The website said he had tried to kill himself and had cut off his own genitals. Yukawa came to widespread attention in Japan when footage of his apparent interrogation in the Syrian scrub was posted online last August.
He was seen lying on the ground, with matted brown hair and wearing a black T-shirt stained by dust and sweat, as blood trickled down his face. Yukawa offered brief responses to questions posed in English about why he was in Syria and the reason he was carrying a gun.
He replied in stilted English that he was a "photographer" and a "journalist, half doctor", as his interrogators accused him of lying, with one placing a long knife near his chest. "I'm no soldier," he said.
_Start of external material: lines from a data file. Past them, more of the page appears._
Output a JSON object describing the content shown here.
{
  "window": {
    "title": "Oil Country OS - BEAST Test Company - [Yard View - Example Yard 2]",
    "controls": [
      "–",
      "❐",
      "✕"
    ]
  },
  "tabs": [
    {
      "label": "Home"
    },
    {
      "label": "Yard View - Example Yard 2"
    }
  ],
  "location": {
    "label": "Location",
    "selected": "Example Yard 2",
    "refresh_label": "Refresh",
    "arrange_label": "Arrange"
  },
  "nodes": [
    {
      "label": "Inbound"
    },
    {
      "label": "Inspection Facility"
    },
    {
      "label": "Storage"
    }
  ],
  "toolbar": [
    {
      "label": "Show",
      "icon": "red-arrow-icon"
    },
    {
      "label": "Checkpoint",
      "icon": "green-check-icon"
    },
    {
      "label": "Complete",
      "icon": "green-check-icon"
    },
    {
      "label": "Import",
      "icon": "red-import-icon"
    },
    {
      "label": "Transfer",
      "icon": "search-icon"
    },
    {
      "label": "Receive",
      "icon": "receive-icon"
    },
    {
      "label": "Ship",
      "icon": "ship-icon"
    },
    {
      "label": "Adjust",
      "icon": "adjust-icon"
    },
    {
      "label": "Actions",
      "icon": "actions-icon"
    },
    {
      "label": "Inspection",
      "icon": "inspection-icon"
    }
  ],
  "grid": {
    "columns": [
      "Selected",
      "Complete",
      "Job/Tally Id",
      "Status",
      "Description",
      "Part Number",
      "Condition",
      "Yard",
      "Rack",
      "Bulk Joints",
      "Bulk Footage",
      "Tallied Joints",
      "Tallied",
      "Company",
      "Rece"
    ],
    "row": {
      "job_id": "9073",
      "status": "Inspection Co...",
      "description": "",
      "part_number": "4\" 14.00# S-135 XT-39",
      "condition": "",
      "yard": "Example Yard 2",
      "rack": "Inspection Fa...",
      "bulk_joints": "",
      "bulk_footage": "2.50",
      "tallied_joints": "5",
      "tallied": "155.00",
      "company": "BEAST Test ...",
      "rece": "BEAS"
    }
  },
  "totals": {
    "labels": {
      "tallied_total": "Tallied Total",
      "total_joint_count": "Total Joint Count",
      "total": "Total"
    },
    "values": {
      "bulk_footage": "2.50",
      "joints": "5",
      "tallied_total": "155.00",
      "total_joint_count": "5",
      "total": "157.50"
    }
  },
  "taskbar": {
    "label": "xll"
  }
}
Another video surfaced showing a man believed to be Yukawa test-firing an AK-47 assault rifle in Syria. The same video could also be seen at the website of Tokyo-based private military firm PMC, which lists Yukawa as its chief executive. Pictures on the website show him with right-wing Japanese activists.
Its website said the firm has branch offices in "Syria, Turkey, Iraq, Africa", and it says its services include providing "security abroad".
Kenji Goto is a freelance journalist who established a video production company, named Independent Press, in Tokyo in 1996, supplying documentaries on the Middle East and other regions to Japanese television networks, including public broadcaster NHK.
Goto has apparently been out of contact since late October after telling family that he intended to return to Japan, NHK reported.
In early November, his wife received email demands for about one billion yen ($8.5 million) in ransom from a person claiming to be an Islamic State group member, Fuji TV said.
The emailed threats were later confirmed to have come from a sender implicated in the killing of US journalist James Foley, Fuji TV said. The Japanese government is believed to have discreetly started investigations after the threats contained information that only Goto himself would know, the broadcaster said.
Goto was born in Sendai, Miyagi, in 1967, according to the company's website.